The Twelve Steps of AA have become a critical feature of their “program of recovery.” Although there are many support groups that are defined as 12 Step Programs, Alcoholics Anonymous really was the basis for the idea. It was started in 1935 as Alcoholics Anonymous, although, at that time, the twelve Steps of AA weren’t entirely developed.
Here are the second half of the 12 Steps as defined by Alcoholics Anonymous, and a reflection upon each. These are only one person’s opinion about the steps. This is not a comprehensive guide or substitute to any form of support.
The Last 6 Steps of Alcoholics Anonymous
Seven: Humbly asked Him to remove our shortcomings.
This step is a continuation of Step Six: after being ready to change, they ask for change. This wording really suggests through use of prayer, or a higher-power, but in theory it could also be done through another individual. It is ultimately important that the alcoholic taking Step Seven recognize that they aren’t responsible for their changes, or if so, they wouldn’t have needed help to recover from drinking. It is a way for them to accept their limitations and to gain needed humility.
Eight: Made a list of persons we had harmed, and became willing to make amends to them all.
Once an alcoholic has committed to change their character, accepted and recognized their limits, and cleared away the past so they can look the world in the eye, they can then start to right wrongs. Many alcoholics have severe financial burdens, marital trouble, family problems, and other issues. All of these problems lead them to struggle with recovery. It is rare for an alcoholic to not cause any damage to someone else in their drinking. This is an important healing step for them and for others.
Nine: Made direct amends to such people wherever possible, except when to do so would injure them or others.
Having made a list of the people they harmed, it is now time to actually set things right. In Step Nine, the alcoholic goes about doing this. They do it in the “right” manner, however, where they insure it won’t hurt anyone else. For example: a spouse that was cheated on and doesn’t know anything about it. How to best approach that situation without damaging a strained marriage further, or perhaps causing problems for a third party. They also do this with the goal of not repeating past behavior, and to pay back and financial promises that are due.

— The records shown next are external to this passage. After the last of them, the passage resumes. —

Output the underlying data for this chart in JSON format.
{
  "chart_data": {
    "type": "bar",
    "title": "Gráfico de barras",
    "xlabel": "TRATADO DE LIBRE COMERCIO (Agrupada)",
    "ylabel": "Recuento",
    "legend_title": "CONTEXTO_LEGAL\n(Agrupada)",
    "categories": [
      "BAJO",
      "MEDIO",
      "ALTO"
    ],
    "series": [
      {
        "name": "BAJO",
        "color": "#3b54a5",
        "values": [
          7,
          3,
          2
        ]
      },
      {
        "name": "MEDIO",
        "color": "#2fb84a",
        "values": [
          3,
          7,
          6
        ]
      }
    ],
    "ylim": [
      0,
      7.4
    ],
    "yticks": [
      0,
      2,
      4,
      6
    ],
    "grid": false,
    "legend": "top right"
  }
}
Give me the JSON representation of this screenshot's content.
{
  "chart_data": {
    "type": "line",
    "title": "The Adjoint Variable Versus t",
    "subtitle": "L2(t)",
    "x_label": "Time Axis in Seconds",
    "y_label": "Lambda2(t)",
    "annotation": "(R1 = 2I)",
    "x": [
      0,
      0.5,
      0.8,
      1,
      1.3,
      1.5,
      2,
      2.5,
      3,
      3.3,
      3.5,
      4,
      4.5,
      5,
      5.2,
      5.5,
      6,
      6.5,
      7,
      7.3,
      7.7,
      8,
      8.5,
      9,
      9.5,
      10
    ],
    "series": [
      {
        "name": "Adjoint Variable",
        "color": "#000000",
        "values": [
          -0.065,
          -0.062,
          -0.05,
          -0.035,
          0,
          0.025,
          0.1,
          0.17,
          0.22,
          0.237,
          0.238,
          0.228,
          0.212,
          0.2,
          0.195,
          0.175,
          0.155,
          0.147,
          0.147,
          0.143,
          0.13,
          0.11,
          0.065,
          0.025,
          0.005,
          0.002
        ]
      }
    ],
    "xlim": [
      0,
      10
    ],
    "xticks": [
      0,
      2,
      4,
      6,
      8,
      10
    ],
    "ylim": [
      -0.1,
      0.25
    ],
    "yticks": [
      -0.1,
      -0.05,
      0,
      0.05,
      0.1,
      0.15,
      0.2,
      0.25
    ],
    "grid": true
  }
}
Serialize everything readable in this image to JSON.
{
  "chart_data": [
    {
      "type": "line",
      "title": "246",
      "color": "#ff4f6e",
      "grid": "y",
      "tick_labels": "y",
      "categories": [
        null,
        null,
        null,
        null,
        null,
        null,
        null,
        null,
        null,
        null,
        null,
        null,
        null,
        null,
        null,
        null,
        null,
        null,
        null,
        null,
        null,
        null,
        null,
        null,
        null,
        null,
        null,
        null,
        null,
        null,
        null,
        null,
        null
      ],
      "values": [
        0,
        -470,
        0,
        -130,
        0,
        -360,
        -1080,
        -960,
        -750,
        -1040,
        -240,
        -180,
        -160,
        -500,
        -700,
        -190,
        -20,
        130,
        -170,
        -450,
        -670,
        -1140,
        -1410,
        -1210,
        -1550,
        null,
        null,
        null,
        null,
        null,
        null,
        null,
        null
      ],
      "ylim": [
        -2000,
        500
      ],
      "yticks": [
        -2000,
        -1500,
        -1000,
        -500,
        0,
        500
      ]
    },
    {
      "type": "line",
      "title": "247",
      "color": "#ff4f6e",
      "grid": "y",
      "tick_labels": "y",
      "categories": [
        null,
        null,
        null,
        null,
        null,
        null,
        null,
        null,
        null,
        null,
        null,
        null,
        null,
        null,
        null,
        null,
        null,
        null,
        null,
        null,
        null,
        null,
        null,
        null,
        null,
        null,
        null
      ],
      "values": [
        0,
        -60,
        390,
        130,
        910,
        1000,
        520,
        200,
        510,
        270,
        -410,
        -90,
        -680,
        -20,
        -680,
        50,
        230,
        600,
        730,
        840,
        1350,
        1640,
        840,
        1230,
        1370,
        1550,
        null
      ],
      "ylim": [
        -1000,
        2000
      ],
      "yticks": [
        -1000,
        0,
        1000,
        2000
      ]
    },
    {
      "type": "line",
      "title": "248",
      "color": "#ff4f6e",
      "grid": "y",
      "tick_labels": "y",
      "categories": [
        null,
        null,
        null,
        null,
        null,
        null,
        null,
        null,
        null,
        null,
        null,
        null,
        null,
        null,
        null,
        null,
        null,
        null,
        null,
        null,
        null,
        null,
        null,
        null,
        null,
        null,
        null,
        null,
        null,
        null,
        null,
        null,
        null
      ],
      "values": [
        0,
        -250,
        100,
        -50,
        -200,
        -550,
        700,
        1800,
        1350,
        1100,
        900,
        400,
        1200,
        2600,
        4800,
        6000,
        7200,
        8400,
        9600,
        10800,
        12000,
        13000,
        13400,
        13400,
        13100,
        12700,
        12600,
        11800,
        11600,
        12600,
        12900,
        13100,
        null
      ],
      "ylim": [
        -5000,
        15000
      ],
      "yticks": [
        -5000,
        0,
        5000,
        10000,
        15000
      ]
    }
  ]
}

Step Nine is much more than just saying “I’m sorry” to someone who may have heard many broken promises already.
Ten: Continued to take personal inventory and when we were wrong promptly admitted it.
Step Ten is considered a “maintenance” step. It is very important, though. The idea here is that we are all human and make mistakes, but no one needs to let their mistakes own them. Step Ten allows alcoholics to be human without beating themselves up, and also to not carry around a huge burden of emotional problems. It builds social and other skills that many substance abusers may lack or have trouble with.
Once you clear away your past burdens, you can move forward and look ahead to a bright future.
Eleven: Sought through prayer and meditation to improve our conscious contact with God as we understood Him, praying only for knowledge of His will for us and the power to carry that out.
Step Eleven is another way for the alcoholic to remember they are not cured of alcoholism, but that they are recovering from it. It allows them to leave in more peace each day, and to not have to carry the weight of the world on their backs. Many alcoholics are “all or nothing” type of thinkers. They figure they can do it all on their own, without help, and they are often very successful in other areas of life. This step helps give them perspective and remain humble.
Twelve: Having had a spiritual awakening as the result of these steps, we tried to carry this message to alcoholics and to practice these principles in all our affairs.
The final step of Alcoholics Anonymous is a culmination of all the prior ones. It embodies the principal that by giving freely, they can help others from the same problem they have, and also feel good about themselves and stay sober by doing it. It reminds alcoholics to continue to try to live honestly, decently, and morally, and to not harm others. It is a way for anyone in recovery to set a good example through their own actions.